Abstract

Because of the involvement of solid-state discharge product Li₂O₂, how a catalyst works in nonaqueous lithium-oxygen batteries is yet to be determined, although the question has undergone fierce debate. In this work, we take an effective and widely used catalyst, rutile RuO₂, as a representative and studied its catalytic mechanism in lithium-oxygen batteries via ab initio calculations. For the oxygen reduction reaction (ORR), it is found that rutile RuO₂ can provide large adsorption energies toward LiO₂ and Li₂O₂, thus resulting in high initial discharge voltages. Moreover, the normalized degree of unsaturation of surface oxygen is identified as a descriptor for the ORR catalytic activity.
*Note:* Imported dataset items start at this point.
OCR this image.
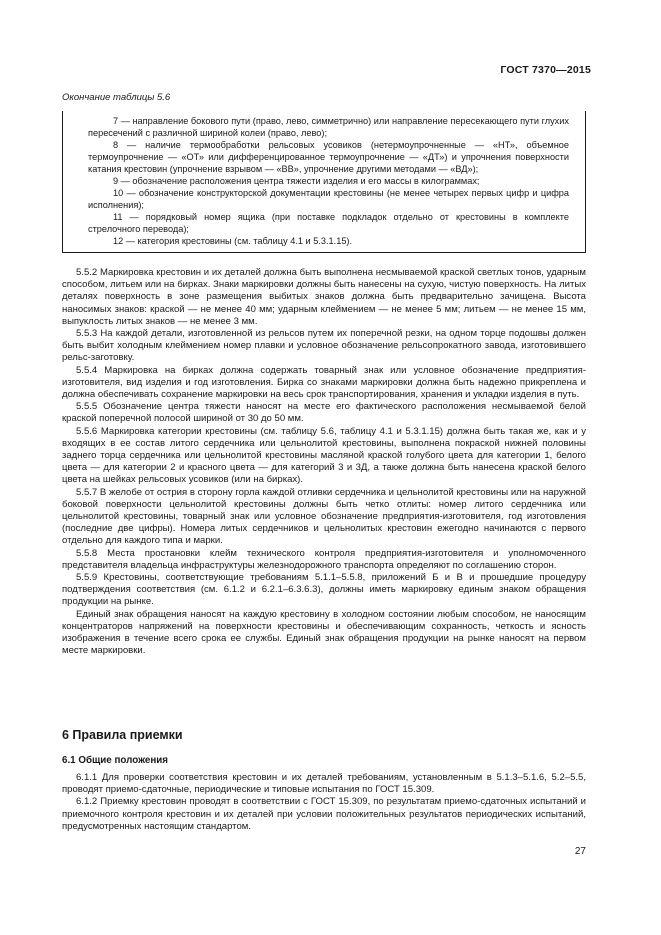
ГОСТ 7370—2015
Окончание таблицы 5.6

7 — направление бокового пути (право, лево, симметрично) или направление пересекающего пути глухих пересечений с различной шириной колеи (право, лево);

8 — наличие термообработки рельсовых усовиков (нетермоупрочненные — «НТ», объемное термоупрочнение — «ОТ» или дифференцированное термоупрочнение — «ДТ») и упрочнения поверхности катания крестовин (упрочнение взрывом — «ВВ», упрочнение другими методами — «ВД»);

9 — обозначение расположения центра тяжести изделия и его массы в килограммах;

10 — обозначение конструкторской документации крестовины (не менее четырех первых цифр и цифра исполнения);

11 — порядковый номер ящика (при поставке подкладок отдельно от крестовины в комплекте стрелочного перевода);

12 — категория крестовины (см. таблицу 4.1 и 5.3.1.15).

5.5.2 Маркировка крестовин и их деталей должна быть выполнена несмываемой краской светлых тонов, ударным способом, литьем или на бирках. Знаки маркировки должны быть нанесены на сухую, чистую поверхность. На литых деталях поверхность в зоне размещения выбитых знаков должна быть предварительно зачищена. Высота наносимых знаков: краской — не менее 40 мм; ударным клеймением — не менее 5 мм; литьем — не менее 15 мм, выпуклость литых знаков — не менее 3 мм.

5.5.3 На каждой детали, изготовленной из рельсов путем их поперечной резки, на одном торце подошвы должен быть выбит холодным клеймением номер плавки и условное обозначение рельсопрокатного завода, изготовившего рельс-заготовку.

5.5.4 Маркировка на бирках должна содержать товарный знак или условное обозначение предприятия-изготовителя, вид изделия и год изготовления. Бирка со знаками маркировки должна быть надежно прикреплена и должна обеспечивать сохранение маркировки на весь срок транспортирования, хранения и укладки изделия в путь.

5.5.5 Обозначение центра тяжести наносят на месте его фактического расположения несмываемой белой краской поперечной полосой шириной от 30 до 50 мм.

5.5.6 Маркировка категории крестовины (см. таблицу 5.6, таблицу 4.1 и 5.3.1.15) должна быть такая же, как и у входящих в ее состав литого сердечника или цельнолитой крестовины, выполнена покраской нижней половины заднего торца сердечника или цельнолитой крестовины масляной краской голубого цвета для категории 1, белого цвета — для категории 2 и красного цвета — для категорий 3 и 3Д, а также должна быть нанесена краской белого цвета на шейках рельсовых усовиков (или на бирках).

5.5.7 В желобе от острия в сторону горла каждой отливки сердечника и цельнолитой крестовины или на наружной боковой поверхности цельнолитой крестовины должны быть четко отлиты: номер литого сердечника или цельнолитой крестовины, товарный знак или условное обозначение предприятия-изготовителя, год изготовления (последние две цифры). Номера литых сердечников и цельнолитых крестовин ежегодно начинаются с первого отдельно для каждого типа и марки.

5.5.8 Места простановки клейм технического контроля предприятия-изготовителя и уполномоченного представителя владельца инфраструктуры железнодорожного транспорта определяют по соглашению сторон.

5.5.9 Крестовины, соответствующие требованиям 5.1.1–5.5.8, приложений Б и В и прошедшие процедуру подтверждения соответствия (см. 6.1.2 и 6.2.1–6.3.6.3), должны иметь маркировку единым знаком обращения продукции на рынке.

Единый знак обращения наносят на каждую крестовину в холодном состоянии любым способом, не наносящим концентраторов напряжений на поверхности крестовины и обеспечивающим сохранность, четкость и ясность изображения в течение всего срока ее службы. Единый знак обращения продукции на рынке наносят на первом месте маркировки.

6 Правила приемки
6.1 Общие положения

6.1.1 Для проверки соответствия крестовин и их деталей требованиям, установленным в 5.1.3–5.1.6, 5.2–5.5, проводят приемо-сдаточные, периодические и типовые испытания по ГОСТ 15.309.

6.1.2 Приемку крестовин проводят в соответствии с ГОСТ 15.309, по результатам приемо-сдаточных испытаний и приемочного контроля крестовин и их деталей при условии положительных результатов периодических испытаний, предусмотренных настоящим стандартом.

27
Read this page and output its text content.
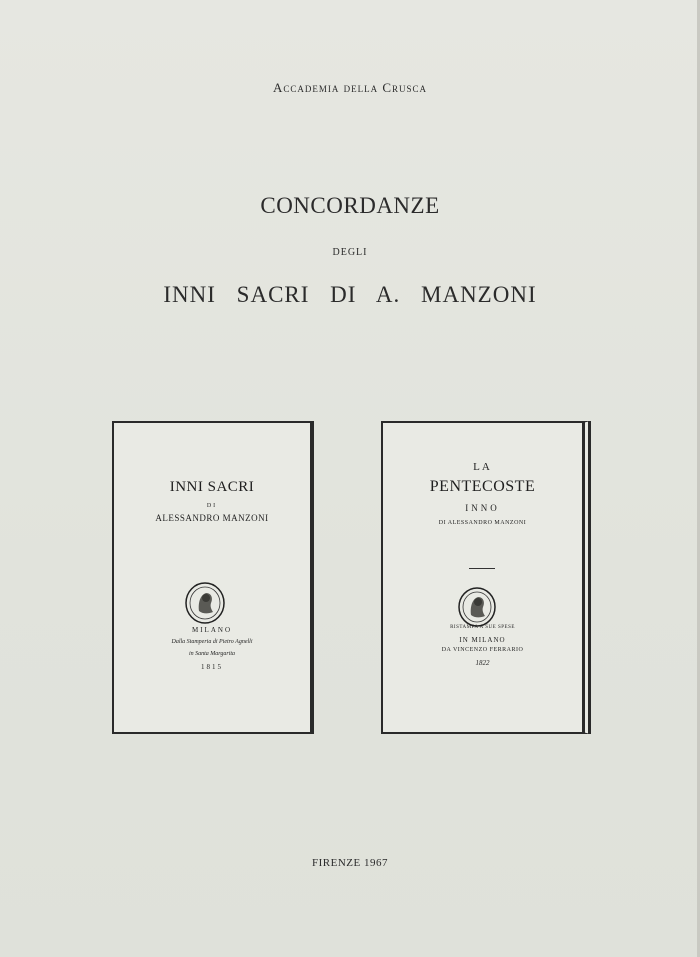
Accademia della Crusca
CONCORDANZE
DEGLI
INNI SACRI DI A. MANZONI
INNI SACRI
DI
ALESSANDRO MANZONI
MILANO
Dalla Stamperia di Pietro Agnelli
in Santa Margarita
1815
LA
PENTECOSTE
INNO
DI ALESSANDRO MANZONI
RISTAMPA A SUE SPESE
IN MILANO
DA VINCENZO FERRARIO
1822
FIRENZE 1967
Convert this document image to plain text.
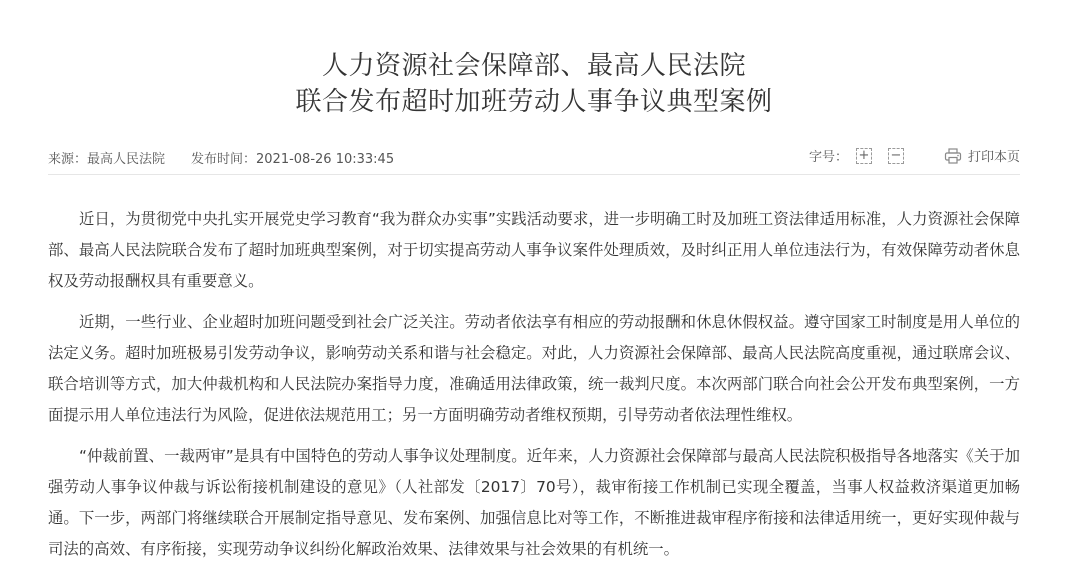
人力资源社会保障部、最高人民法院
联合发布超时加班劳动人事争议典型案例
来源：最高人民法院 发布时间：2021-08-26 10:33:45	字号： + −	打印本页

近日，为贯彻党中央扎实开展党史学习教育“我为群众办实事”实践活动要求，进一步明确工时及加班工资法律适用标准，人力资源社会保障部、最高人民法院联合发布了超时加班典型案例，对于切实提高劳动人事争议案件处理质效，及时纠正用人单位违法行为，有效保障劳动者休息权及劳动报酬权具有重要意义。

近期，一些行业、企业超时加班问题受到社会广泛关注。劳动者依法享有相应的劳动报酬和休息休假权益。遵守国家工时制度是用人单位的法定义务。超时加班极易引发劳动争议，影响劳动关系和谐与社会稳定。对此，人力资源社会保障部、最高人民法院高度重视，通过联席会议、联合培训等方式，加大仲裁机构和人民法院办案指导力度，准确适用法律政策，统一裁判尺度。本次两部门联合向社会公开发布典型案例，一方面提示用人单位违法行为风险，促进依法规范用工；另一方面明确劳动者维权预期，引导劳动者依法理性维权。

“仲裁前置、一裁两审”是具有中国特色的劳动人事争议处理制度。近年来，人力资源社会保障部与最高人民法院积极指导各地落实《关于加强劳动人事争议仲裁与诉讼衔接机制建设的意见》（人社部发〔2017〕70号），裁审衔接工作机制已实现全覆盖，当事人权益救济渠道更加畅通。下一步，两部门将继续联合开展制定指导意见、发布案例、加强信息比对等工作，不断推进裁审程序衔接和法律适用统一，更好实现仲裁与司法的高效、有序衔接，实现劳动争议纠纷化解政治效果、法律效果与社会效果的有机统一。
For the oxygen evolution reaction (OER), we propose that, in addition to the three-phase interface, the OER may also occur at the two-phase interface of Li₂O₂/RuO₂, where rutile RuO₂ provides pathways for the lithium ions while oxygen evolves from the exposed surfaces of Li₂O₂. Calculation results show that our proposed catalytic scenario is both thermodynamically and kinetically viable. Along with the charge process, the remaining Li₂O₂ can be attracted to the catalytic surfaces spontaneously, which can effectively preserve the reaction interface.